Der Neufundländer hat ein dichtes, langes, doppeltes Fell, das sorgfältiger Pflege bedarf.

 

Zweimal im Jahr wird das Fell gewechselt, Hündinnen verlieren zusätzlich noch vor ihrer Läufigkeit Fell. Für Neufundländer-Besitzer heißt dies: Überall finden sich die „Wollmäuse“, und beim Bürsten ist nicht nur die Bürste oder der Kamm nach einem Strich voll – es ist eine ganze Einkaufstüte voll, und dies bedeutet über eine oder zwei Wochen lang vollen Einsatz!

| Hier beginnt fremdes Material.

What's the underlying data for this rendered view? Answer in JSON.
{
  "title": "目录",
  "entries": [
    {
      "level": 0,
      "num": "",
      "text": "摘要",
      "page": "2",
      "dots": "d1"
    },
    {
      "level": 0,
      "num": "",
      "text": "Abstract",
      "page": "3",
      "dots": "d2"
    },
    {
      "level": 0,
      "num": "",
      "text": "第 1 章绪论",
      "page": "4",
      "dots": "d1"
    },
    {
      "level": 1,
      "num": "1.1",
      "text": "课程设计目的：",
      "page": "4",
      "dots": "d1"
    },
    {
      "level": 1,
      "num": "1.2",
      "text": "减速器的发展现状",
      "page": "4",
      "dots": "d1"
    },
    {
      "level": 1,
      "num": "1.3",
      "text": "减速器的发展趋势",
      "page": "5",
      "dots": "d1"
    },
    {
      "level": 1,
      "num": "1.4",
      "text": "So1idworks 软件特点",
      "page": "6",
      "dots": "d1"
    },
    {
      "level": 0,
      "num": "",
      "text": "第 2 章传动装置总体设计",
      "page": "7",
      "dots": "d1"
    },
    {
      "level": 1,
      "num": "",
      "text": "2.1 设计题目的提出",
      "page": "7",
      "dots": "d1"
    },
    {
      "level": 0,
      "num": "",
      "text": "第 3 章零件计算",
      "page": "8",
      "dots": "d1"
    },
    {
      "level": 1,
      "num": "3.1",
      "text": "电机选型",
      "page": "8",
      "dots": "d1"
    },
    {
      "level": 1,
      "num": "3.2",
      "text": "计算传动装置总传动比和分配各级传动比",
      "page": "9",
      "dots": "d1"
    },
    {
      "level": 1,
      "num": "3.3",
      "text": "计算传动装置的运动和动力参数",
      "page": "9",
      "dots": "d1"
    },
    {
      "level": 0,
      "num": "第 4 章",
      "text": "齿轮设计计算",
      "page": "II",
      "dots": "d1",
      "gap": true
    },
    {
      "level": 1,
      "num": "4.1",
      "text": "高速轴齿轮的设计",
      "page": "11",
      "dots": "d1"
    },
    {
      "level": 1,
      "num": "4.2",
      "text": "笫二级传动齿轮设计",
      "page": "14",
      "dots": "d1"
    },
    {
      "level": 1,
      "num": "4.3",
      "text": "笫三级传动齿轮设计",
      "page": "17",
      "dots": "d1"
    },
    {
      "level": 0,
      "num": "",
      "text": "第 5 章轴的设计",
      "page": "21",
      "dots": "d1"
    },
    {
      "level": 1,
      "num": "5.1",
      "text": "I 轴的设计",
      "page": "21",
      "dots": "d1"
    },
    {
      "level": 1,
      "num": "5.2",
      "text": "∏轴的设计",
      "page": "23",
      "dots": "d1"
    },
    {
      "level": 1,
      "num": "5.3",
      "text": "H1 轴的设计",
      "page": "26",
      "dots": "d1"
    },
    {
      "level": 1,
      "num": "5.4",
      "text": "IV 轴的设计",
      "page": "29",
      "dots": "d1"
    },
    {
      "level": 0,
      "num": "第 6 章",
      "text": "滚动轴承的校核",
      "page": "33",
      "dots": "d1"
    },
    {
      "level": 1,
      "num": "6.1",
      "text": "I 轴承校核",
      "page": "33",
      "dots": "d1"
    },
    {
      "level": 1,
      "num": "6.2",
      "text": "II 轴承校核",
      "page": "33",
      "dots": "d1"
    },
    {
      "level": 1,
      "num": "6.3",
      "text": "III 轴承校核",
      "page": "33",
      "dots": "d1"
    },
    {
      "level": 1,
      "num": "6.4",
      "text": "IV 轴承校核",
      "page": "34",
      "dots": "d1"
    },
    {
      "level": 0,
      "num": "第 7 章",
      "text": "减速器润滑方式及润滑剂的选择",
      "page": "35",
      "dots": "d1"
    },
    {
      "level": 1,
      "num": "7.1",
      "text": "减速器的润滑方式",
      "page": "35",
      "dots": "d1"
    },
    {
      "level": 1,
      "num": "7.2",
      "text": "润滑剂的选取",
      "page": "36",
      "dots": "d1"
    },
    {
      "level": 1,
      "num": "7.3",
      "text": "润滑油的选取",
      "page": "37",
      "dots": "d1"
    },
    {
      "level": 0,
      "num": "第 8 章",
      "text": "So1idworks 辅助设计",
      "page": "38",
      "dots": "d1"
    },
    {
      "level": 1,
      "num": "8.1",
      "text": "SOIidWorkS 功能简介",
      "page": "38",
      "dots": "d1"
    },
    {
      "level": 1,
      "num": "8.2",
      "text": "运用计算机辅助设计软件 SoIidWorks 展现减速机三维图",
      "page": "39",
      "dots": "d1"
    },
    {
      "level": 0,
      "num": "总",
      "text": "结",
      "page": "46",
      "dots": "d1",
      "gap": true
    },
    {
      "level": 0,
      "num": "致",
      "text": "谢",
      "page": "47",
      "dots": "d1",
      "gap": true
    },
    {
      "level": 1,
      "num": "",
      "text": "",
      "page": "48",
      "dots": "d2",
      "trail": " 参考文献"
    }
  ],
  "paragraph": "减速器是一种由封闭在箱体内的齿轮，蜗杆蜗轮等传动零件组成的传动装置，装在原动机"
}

Aber der Hund genießt es. Und wenn man glaubt, es ist geschafft, haart der Hund immer noch ab!

 

Schon als Welpe gewöhnt ihn sein Züchter an das Bürsten und Kämmen und der Hund lernt, es zu genießen. Filzstellen im Fell entstehen durch die dichte Unterwolle schnell und sind nur anfangs genauso schnell wieder zu entfernen. Sie können Hauterkrankungen begünstigen, da sich zwischen Filz und Haut z. B. Ekzeme entwickeln können, die der Besitzer anfangs einfach nicht sehen kann (später wird er sie riechen). Auch eine Besiedlung von Parasiten wird u. U. begünstigt, da sie sich ungestört vermehren können.

 

Verfilzungen können innerhalb von zwei, drei Wochen entstehen. Sie können in dieser Zeit z. B. hinter und unter den Ohren pflaumengroß und in den „Hosen“ an den Hinterbeinen apfelgroß werden. Diese sind dann nicht mehr ohne Ziepen und Reißen zu entfernen. Für den Hund ist das speziell an seinen „heiligen Stellen“, den Innenseiten der Hinterläufe, eine Tortur - und er wird sich gegen das Bürsten wehren. Unter diesen Umständen kann der Bürstversuch zu einer Machtprobe werden. Dies sollte unbedingt vermieden werden!!!

 

Nach jedem Spaziergang sollte das Fell von mitgebrachten Ästchen, Blättern, Kletten, Erde etc. gesäubert werden. Der Neufundländer lernt auch schnell, dass ihm vor der Haustür die Pfoten und der Bauch mit einem feuchten Tuch gesäubert werden, bevor er eintreten darf. Erst später, wenn das Fell trocken ist, können verklebte und verknotete Stellen aufgelockert und durchgebürstet werden.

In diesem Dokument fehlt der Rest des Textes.